George Fisher (Adam, Sebastian) was the fourth son of Adam and Christina Fisher of Hampshire County, Va., and the eldest of the three minor sons named in Adam’s will. He came of age about three years after his father’s death, and a court record shows that he received the portion of his inheritance on March 1, 1786. The tax list of 1787 gives his name with three in his family, with four slaves. It is traditional that he went to Germany to study medicine, but nothing to show it to have been a fact has been found.

George Fisher removed to Randolph County, in the Territory of Illinois about 1798, and became a prominent citizen of Kaskaskia. Moses “History of Illinois” states that he was sheriff of Randolph County in 1801. George IV, “Smith’s History of Illinois and her People”, says that he was a member of the Indiana legislature, and was a member of the first Territorial legislature of Illinois. Another authority states that the convention that framed the first Illinois Constitution was held at the home of George Fisher, and it is, of course, a fact that it met at Kaskaskia, in 1812, and George Fisher was chosen Speaker. He was Speaker of the House at the sessions of 1816-17 and of 1817-18.

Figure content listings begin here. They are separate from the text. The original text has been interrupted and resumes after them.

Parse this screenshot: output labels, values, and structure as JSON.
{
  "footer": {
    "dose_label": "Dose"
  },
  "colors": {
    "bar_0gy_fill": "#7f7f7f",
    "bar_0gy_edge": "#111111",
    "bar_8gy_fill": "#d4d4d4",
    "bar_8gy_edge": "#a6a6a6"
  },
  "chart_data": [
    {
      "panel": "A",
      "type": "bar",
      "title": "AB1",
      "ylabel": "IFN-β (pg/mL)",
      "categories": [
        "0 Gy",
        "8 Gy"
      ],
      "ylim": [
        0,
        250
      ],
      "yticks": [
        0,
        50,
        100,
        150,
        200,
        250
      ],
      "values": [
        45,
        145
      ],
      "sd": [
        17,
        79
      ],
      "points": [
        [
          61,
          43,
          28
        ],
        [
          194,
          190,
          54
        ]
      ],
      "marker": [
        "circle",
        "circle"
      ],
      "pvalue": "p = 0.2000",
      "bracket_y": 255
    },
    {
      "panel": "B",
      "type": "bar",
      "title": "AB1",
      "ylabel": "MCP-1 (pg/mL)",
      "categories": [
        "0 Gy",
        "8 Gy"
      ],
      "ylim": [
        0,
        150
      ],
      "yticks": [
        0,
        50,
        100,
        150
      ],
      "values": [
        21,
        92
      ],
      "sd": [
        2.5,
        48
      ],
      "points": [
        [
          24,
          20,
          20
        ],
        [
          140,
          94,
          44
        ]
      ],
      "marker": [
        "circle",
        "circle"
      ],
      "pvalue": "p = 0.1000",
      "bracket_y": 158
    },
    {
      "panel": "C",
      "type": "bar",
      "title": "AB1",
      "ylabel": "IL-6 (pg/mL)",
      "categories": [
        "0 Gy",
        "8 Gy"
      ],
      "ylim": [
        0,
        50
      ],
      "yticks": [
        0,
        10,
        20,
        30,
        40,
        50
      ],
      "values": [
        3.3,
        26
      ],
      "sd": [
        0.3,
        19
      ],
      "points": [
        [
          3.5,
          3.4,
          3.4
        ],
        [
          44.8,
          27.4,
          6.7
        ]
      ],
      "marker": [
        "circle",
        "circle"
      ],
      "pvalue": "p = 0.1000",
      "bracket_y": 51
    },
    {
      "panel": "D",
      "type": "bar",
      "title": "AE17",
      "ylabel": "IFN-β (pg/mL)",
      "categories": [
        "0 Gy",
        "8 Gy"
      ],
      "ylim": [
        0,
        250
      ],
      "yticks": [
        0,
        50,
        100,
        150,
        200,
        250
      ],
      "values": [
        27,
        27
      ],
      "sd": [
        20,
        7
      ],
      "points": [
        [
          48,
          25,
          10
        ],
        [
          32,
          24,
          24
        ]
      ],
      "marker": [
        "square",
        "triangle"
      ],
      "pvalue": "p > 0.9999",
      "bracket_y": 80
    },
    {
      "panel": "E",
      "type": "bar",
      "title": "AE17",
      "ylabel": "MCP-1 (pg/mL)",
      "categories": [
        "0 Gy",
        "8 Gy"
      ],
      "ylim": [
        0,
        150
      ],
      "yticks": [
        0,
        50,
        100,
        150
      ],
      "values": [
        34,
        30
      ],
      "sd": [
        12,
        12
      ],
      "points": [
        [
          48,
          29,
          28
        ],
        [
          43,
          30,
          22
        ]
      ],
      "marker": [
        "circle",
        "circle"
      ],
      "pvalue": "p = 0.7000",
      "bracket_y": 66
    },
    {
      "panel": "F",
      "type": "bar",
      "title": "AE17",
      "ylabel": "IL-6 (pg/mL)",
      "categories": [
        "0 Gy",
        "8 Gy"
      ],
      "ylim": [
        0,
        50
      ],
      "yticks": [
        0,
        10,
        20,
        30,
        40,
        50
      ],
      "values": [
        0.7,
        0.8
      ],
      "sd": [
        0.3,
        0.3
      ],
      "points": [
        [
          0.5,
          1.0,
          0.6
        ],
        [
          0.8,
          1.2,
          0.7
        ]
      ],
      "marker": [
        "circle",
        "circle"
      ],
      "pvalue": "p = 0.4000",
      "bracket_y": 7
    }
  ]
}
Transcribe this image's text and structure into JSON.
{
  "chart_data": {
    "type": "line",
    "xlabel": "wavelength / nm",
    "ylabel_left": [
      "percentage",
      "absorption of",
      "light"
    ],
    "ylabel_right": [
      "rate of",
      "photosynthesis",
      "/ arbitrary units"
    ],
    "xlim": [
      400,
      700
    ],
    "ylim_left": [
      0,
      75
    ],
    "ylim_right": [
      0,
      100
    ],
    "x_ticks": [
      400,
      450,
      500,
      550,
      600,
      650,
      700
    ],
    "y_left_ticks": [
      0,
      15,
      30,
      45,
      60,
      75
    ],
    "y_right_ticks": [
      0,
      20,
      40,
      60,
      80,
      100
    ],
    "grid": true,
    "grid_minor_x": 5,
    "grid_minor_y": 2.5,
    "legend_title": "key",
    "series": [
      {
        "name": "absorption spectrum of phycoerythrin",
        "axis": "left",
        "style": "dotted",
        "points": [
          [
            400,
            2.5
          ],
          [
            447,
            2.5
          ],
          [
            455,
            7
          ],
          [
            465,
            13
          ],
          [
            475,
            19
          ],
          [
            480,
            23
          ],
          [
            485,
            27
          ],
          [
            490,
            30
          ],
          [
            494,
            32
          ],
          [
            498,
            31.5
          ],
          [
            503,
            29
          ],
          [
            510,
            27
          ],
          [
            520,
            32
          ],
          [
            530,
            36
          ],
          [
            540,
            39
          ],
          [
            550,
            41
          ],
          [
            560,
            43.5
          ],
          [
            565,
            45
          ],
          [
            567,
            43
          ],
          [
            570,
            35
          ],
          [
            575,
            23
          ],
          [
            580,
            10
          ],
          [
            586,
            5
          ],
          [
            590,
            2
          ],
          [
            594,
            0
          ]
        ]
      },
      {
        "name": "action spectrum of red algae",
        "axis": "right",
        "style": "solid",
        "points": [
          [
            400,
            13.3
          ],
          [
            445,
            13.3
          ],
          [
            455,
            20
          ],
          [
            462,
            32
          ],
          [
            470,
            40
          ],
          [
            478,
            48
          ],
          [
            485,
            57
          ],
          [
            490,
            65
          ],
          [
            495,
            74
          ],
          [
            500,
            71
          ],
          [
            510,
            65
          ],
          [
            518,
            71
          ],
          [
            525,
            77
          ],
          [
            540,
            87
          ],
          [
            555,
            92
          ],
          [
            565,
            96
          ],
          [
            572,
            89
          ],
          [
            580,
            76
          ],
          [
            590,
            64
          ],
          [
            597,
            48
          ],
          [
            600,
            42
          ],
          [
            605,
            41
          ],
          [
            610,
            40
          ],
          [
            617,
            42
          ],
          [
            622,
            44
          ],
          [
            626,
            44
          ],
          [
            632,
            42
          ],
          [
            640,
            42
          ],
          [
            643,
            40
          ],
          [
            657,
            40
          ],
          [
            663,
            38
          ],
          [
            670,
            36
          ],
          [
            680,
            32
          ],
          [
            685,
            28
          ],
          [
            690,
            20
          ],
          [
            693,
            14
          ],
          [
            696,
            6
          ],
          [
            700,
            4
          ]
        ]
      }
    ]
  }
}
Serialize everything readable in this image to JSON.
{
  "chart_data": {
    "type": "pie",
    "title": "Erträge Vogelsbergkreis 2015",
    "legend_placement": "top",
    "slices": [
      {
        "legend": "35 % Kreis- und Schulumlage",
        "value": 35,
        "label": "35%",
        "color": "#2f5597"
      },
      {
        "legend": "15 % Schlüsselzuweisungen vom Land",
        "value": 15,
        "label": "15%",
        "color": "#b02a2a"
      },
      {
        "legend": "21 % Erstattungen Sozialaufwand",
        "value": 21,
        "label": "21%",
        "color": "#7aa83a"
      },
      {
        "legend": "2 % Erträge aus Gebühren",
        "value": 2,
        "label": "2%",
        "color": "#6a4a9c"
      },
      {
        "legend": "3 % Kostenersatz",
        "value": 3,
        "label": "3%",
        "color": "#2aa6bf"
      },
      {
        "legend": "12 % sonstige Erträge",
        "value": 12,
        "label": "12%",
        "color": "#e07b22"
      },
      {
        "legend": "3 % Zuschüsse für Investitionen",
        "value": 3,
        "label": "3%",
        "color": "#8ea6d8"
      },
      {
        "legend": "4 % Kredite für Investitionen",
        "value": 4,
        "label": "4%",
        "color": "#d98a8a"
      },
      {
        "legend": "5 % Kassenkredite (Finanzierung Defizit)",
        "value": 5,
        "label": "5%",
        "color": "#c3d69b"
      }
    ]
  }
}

Dr. George Fisher, according to another reliable History of Randolph County removed from the village in 1808 and bought a farm “at the ford of the bluff six miles above Kaskaskia on the Prairie du Roche road.” A short time after he moved to his farm, smallpox broke out in the vicinity of Kaskaskia. and Dr. Fisher built a hospital on his farm, and there the greater part of the French population passed through the dangerous malady under his skillful treatment. The American settlement escaped the epidemic due to the fact that guards were placed on the outskirts of all the villages, and that Dr. Fisher received and cared for all that were afflicted with the disease.

Dr. George Fisher served in the War of 1812 as surgeon in Stephenson’s Brigade. He was an active Mason and helped to organize a Lodge at Kaskaskia. He died in 1820. His estate was large, and litigation lasted for years. His son Jacob was Executor of his will.

So much confusion exists as to whether or not he was the George Fisher who married Elizabeth Conrad, and went first to Pendleton County, Va., that the compiler has decided to omit any attempt to name his children.